Dalam petitumnya pihak pengugat yang terdaftar atas nama Sabarman Saragih SH, MH CLA DKK menuntut ganti rugi Materil sebesar Rp 22.042.000,00 dan immateril sebesar Rp 100 miliar.
Advertisement
Selain itu, meminta hakim menghukum para tergugat untuk memohon maaf. Permohonan maaf itupun harus dimuat di media cetak nasional dan majalah.
"Menghukum para tergugat untuk memohon maaf yang sebesar-besarnya kepada penggugat atas perbuatannya tersebut yang dimuat dalam iklan yang diterbitkan oleh surat kabar nasional dan majalah selama tujuh hari berturut-turut dengan ukuran minimal setengah halaman surat kabar sejak putusan ini berkekuatan hukum tetap,” kutip Liputan6.com dari website resmi PN Jaksel, Rabu (6/11/2019).
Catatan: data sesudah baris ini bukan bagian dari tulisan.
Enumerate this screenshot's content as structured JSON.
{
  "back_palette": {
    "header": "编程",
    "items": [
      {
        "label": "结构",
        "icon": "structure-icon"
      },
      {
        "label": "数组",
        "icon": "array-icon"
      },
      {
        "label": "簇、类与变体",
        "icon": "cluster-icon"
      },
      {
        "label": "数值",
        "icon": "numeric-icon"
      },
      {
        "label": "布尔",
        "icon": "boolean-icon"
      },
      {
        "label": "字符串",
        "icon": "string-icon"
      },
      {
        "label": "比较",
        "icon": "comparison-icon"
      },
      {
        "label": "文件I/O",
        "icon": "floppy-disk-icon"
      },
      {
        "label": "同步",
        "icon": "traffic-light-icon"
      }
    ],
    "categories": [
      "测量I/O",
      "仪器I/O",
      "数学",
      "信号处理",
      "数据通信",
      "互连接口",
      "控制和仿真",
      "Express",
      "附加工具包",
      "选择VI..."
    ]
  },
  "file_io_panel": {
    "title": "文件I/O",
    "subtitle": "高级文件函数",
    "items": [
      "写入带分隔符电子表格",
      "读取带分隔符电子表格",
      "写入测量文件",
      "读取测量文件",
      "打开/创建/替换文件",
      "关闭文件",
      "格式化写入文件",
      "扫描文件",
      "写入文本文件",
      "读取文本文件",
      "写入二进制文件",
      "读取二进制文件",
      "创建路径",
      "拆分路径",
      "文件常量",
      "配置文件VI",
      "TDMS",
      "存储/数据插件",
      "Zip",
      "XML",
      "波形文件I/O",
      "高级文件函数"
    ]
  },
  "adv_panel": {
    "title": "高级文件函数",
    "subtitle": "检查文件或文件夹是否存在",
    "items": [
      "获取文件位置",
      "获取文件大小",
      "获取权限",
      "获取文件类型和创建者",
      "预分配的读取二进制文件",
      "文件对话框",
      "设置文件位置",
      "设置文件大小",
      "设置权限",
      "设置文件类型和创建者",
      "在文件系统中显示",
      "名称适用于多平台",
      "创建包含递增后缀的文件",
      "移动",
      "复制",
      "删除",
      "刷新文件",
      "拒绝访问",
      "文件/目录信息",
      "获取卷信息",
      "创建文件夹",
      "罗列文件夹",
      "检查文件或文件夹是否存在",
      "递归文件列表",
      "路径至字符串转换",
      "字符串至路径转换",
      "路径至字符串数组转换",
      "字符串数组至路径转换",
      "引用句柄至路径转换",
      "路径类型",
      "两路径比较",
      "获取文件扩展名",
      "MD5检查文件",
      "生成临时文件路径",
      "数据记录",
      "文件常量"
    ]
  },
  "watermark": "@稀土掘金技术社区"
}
Kemudian, meminta hakim menghukum para tergugat untuk meralat dan meminta maaf kepada pengunggat (Kementerian Pertanian) minimal 10 media cetak dan elektonik nasional atas pemberitaan Majalah Tempo Edisi 4829/9-15September 2019. Edisi liputan “INVESTIGASI SWASEMBADA GULA CARA AMRAN DAN ISAM” dan berita-berita negatif sebelumnya.
Dimohonkan juga sita jaminan terhadap rumah atau kantor berupa tanah berikut bangunan di atasnya; Gedung Tempo, di Provinsi Jakarta, Jalan Palmerah Barat No.8, Jakarta Selatan.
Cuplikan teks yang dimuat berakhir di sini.